WINNER, S.D. | As we drove our four wheeler up to the edge of the prairie dog town we could see the little critters everywhere.
By the time we unloaded, got set up and ready to shoot, there was nary a dog in sight.
"These guys have been hunted," I said to Gary Howey, Hartington, Neb., who was sweeping the town through his 8X24 binoculars.
"Landowner said there hasn't been anyone in here for about six weeks," Gary answered.
I pushed my 10X50s up to my eyes again and muttered, "They sure got a good memory."
We were northwest of Winner, S.D., on a dog town that covered about 160 acres. That's a quarter of a section for those of you who have been raised in town. And just so you know, a section is a mile square.
As dog towns go in Millette County, however, that's not huge. The state figures there are 30,000 acres of dog towns in the county. A lot of that is on private property, and permission is not hard to come by.

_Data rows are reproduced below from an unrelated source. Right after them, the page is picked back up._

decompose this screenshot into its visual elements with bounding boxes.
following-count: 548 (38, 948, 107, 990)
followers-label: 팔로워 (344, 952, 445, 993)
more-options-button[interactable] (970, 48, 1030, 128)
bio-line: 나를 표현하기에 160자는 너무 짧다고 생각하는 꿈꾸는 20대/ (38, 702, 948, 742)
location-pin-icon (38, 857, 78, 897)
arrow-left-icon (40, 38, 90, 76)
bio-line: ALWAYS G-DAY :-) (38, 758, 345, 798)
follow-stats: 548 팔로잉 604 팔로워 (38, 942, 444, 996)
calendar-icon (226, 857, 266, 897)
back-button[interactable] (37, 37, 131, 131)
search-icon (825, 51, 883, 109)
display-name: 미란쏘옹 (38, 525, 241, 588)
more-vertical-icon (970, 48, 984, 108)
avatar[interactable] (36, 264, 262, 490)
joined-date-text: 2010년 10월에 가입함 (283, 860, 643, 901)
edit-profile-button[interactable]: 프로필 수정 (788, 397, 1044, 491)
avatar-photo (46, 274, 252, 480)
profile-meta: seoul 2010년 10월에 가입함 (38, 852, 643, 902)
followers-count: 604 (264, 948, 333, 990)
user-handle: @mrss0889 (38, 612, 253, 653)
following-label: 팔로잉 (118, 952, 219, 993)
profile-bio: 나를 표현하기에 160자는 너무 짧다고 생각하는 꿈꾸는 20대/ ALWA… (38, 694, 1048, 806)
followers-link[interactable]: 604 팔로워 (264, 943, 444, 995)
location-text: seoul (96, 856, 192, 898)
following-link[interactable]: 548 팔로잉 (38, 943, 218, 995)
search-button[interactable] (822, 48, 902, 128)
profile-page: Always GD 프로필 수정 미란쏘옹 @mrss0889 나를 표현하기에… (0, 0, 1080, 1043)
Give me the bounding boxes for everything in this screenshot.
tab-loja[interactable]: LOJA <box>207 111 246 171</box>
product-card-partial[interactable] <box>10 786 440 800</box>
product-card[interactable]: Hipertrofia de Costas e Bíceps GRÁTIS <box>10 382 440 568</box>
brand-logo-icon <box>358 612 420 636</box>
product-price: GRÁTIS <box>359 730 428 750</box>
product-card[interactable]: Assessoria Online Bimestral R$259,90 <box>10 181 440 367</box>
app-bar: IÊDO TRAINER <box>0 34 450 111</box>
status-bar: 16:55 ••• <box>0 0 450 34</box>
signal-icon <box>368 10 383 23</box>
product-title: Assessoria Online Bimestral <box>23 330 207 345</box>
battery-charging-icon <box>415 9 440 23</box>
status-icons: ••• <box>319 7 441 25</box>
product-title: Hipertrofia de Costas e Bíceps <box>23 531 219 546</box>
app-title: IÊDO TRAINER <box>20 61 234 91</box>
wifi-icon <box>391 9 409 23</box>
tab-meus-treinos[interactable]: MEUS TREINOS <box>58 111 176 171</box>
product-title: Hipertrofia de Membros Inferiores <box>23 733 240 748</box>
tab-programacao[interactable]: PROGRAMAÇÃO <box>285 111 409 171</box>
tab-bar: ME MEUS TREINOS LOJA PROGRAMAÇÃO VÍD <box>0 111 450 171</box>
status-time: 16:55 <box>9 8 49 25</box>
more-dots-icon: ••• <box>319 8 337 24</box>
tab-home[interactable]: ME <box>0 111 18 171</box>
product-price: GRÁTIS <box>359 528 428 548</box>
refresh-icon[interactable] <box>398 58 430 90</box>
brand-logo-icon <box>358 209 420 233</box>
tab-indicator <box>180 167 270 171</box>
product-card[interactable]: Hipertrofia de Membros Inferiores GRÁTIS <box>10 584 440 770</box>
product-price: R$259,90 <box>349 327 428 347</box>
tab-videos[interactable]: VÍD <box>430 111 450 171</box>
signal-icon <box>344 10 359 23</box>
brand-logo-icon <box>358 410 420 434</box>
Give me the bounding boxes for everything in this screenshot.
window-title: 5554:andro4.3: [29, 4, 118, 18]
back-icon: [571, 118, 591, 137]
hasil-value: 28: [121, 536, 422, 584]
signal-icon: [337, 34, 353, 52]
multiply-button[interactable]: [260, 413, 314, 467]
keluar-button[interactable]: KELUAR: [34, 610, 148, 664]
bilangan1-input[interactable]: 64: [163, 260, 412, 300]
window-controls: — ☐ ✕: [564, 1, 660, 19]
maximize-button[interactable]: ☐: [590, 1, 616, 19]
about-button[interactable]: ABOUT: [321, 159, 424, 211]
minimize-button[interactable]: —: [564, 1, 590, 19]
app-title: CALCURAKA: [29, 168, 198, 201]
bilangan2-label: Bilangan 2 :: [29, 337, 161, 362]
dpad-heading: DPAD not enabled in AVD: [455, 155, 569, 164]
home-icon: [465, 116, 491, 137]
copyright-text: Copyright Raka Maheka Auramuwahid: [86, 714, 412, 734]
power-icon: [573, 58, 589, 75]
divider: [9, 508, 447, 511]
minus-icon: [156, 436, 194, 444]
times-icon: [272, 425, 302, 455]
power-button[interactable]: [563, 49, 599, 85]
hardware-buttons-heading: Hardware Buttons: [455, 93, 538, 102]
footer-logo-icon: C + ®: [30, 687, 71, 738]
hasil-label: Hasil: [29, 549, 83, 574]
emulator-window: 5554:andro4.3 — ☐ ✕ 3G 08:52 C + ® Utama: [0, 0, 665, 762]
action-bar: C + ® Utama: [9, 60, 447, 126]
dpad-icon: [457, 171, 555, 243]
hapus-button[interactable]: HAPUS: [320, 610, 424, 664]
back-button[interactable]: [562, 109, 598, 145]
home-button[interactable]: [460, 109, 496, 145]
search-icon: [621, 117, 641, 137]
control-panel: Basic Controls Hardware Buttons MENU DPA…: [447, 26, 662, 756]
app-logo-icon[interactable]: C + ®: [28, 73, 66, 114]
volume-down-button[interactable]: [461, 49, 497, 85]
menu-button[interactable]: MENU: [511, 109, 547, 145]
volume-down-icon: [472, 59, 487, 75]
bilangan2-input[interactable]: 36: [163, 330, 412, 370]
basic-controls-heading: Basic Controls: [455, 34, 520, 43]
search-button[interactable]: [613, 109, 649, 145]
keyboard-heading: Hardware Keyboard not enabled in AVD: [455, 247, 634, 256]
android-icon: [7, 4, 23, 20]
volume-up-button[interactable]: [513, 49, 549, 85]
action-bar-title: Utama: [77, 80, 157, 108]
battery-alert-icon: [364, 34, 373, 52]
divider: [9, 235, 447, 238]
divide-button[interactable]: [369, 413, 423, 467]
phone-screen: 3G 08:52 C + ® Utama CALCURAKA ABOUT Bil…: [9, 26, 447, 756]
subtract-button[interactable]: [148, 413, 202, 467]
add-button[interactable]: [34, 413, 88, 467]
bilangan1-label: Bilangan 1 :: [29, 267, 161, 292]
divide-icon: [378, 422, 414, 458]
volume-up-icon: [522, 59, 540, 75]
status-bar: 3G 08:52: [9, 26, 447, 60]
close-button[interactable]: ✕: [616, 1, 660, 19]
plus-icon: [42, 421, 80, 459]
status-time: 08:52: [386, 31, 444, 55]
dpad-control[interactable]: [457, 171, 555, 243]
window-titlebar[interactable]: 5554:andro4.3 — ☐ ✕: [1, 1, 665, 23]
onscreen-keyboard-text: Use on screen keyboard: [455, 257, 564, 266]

As we glassed for dogs, I took some time to look at this pasture. I say pasture using the term lightly. There was no grass. There was no grass at all. Acres and acres of some kind of low-growing plant that I couldn't identify, but no grass. That's one of the reasons ranchers hate them. There were some cattle grazing at the edge of the dog town. Black white-faces mostly. There was grass beyond the mounds, but not here.
Then we gradually began to spot some dogs. They were coming out, but so far nothing close. We waited and finally one popped out about 150 yards away.
Gary got behind his Howa 1500 .22-250 and nailed him. I was up next and we found one about 200 yards out. The 55-grain ballistic tip left the barrel of my .243 at 3,750 feet per second, and when it hit the dog, well, it disappeared.
For the next couple of hours, we took turns spotting and shooting. Most of our shots were 200 yards plus and, I have to say, we missed a lot.
Neither one of us is a serious prairie dog hunter. We might go once every couple of years or so. I use my Ruger M77 sporting rifle topped with a 3X9 Leupold scope. It stays dead accurate for about five quick shots and then the barrel heats up and begins sending rounds into unpredictable spots.
Gary's rifle is a better dog gun. It's a thumb-hole stock with a bull barrel. The heavy barrel doesn't heat up as quickly so it holds its accuracy better than mine. On top is an Alpen Apex 6X24X50 variable scope.
We carried self-inflating air mattresses and sat on them using our Harris bipods for rifle supports.
Serious hunters will bring their own shooting benches. They'll spot dogs with expensive spotting scopes. Range finders will dial in the yardage. Their scopes will equal military snipers' and their rifles will sport bull barrels, large diameter steel which will stand up to the heat of constant firing. They will look for shots 400 yards out and make them more often than not.
To them, this is a serious enterprise to test their ability at long-range shooting at a small target. And they come from throughout the world to hunt prairie dogs in western South Dakota.
But for most of us this is more like plinking on steroids. If you are not sighted in, and a half way decent shot, you probably won't hit anything. And if you don't know squat about this game, there are some things you should be aware of.
First rule is never to pick up prairie dogs. They can carry disease and their fleas can carry a type of plague which is not unlike the bubonic plague. It's a fact that most of the dogs west of where we were shooting have contracted some type of plague.
Stay away from the burrows. There may be fleas which actually carry the plague, and rattlesnakes live in the holes. I've also been told black widow spiders live in the holes, but I've never seen one. I have seen rattlers.
We decided to move to another dog town a couple miles south of this one. Again, when we drove in the little guys were everywhere. And then, just like that they were gone.
It pays to be patient when you hunt prairie dogs. We set up and waited. Sure enough, after about 10 minutes they began to surface.
I spotted for Gary for the first half hour. Then it was my turn.
These dogs were not quite as spooky and we got some shots at about 100 yards.
It was fun just being out in this country. The pastures we were shooting in were relatively flat, but bordered by large buttes jutting from the earth like Jurassic sentinels. Boulders were strewn along their steep slopes. I imagine they look about the same now as they did 200 years ago.
And, no doubt, prairie dogs called this place home just as much or more then as they do now.